Statistics: Between groups
[TODO]
Regions of interest (scouts)
- Even within-subject cortical maps have sign ambiguities. MEG has limited spatial resolution and sources in opposing sulcal/gyral areas are reconstructed with inverted signs (constrained orientations only). Averaging activity in cortical regions of interest (scouts) would thus lead to signal cancelation. To avoid this brainstorm uses algorithms to manipulate the sign of individual sources before averaging within a cortical region. Unfortunately, this introduces an amplitude and sign ambiguity in the time course when summarizing scout activity.
As a result, perform any interesting within-subject average/contrast before computing an average scout time series.
Statistics: Within subject
- Average/constrast cortical maps before summarizing scout activity.
- Then consider as constrained or unconstrained source maps.

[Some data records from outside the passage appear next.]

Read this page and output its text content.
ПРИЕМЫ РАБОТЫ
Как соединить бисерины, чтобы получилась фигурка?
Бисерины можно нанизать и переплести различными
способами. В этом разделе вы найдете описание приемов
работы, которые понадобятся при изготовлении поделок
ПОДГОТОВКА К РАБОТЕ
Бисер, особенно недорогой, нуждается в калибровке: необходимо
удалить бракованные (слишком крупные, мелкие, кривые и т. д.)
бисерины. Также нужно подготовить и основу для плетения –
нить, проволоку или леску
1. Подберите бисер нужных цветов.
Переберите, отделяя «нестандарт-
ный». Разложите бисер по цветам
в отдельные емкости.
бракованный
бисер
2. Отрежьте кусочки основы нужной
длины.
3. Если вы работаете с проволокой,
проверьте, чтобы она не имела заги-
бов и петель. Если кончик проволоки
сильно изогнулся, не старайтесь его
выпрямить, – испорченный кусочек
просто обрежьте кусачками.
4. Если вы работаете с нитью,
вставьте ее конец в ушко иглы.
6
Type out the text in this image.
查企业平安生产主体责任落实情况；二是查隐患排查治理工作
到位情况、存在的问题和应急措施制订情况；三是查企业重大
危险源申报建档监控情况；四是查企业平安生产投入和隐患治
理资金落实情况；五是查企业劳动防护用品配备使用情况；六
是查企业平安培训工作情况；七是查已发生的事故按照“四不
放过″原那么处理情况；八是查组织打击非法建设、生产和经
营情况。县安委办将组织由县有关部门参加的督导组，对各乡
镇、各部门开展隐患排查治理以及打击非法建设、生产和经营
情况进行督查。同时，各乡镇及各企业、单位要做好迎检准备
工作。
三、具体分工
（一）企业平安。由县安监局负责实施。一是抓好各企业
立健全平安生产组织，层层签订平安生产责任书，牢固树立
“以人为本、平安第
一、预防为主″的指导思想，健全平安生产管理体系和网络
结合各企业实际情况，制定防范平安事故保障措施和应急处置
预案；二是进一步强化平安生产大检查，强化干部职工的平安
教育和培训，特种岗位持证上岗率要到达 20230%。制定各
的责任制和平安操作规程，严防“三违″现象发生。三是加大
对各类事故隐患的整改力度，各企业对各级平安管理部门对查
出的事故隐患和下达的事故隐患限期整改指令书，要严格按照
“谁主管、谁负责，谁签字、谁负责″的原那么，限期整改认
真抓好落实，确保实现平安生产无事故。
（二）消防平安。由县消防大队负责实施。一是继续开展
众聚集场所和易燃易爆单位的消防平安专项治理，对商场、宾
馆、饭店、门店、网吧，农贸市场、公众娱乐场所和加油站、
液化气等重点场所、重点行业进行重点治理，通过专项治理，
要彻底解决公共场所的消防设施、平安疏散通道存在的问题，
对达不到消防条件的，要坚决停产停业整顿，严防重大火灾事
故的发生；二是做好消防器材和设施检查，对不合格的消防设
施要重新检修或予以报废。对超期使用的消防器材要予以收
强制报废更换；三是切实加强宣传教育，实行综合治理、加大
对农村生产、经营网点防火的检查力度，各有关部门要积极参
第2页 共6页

Statistics: Between subjects
- Comparison of scout time series between subjects is tricky because there is no way to avoid sign ambiguity for different subjects. Thus there are no clear recommendations. Rectifying before comparing scout time series between subjects can be a good idea or not depending on different cases. Having a good understanding of the data (multiple inspections across channels/sources/subjects) can offer hints whether rectifying the scout time series is a good idea. Using unconstrained cortical maps to create the scout time series can ameliorate ambiguity concerns.
Time-frequency maps
Statistics: Within subject
- Test the non-normalized time-frequency maps for all the trials (no Z-score or ERS/ERD).
- The values tested are power or magnitudes, all positive, so (A=B) and (|A|=|B|) are equivalent.
|A| vs |B|:
- Null hypothesis H0: (|A|=|B|)
Non-parametric tests only, independent, two-tailed, FDR-corrected.
Statistics: Between subjects
(|A|-|B|=0): Non-parametric tests, two-tailed, FDR-corrected.
Statistics: Between groups
[TODO]
Workflow: Current problems [TODO]
The following inconsistencies are still present in the documentation. We are actively working on these issues and will update this tutorial as soon as we found solutions.
- [Group analysis] Unconstrained sources: How to compute a Z-score?
- Zscore(A): Normalizes each orientation separately, which doesn't make much sense.
- Zscore(Norm(A)): Gets rid of the signs, forbids the option of a signed test H0:(Norm(A-B)=0)
See also the tutorial: Source estimation
- We need a way to normalize across the three orientations are the same time.
- [Group analysis] Constrained sources: How do we smooth?
- Group analysis benefits a lot from smoothing the source maps before computing statistics.
- However this requires to apply an absolute value first. How do we do?
- [Single subject] Unconstrained sources: How do compare two conditions with multiple trials?
- Norm(A)-Norm(B): Cannot detect correctly the differences
- (A-B): We test individually each orientation, which doesn't make much sense.
- We would need a test for the three orientations at once.
- [Group analysis] Rectify source maps?
- Recommended in Dimitrios' guidelines, which is incoherent with the rest of the page.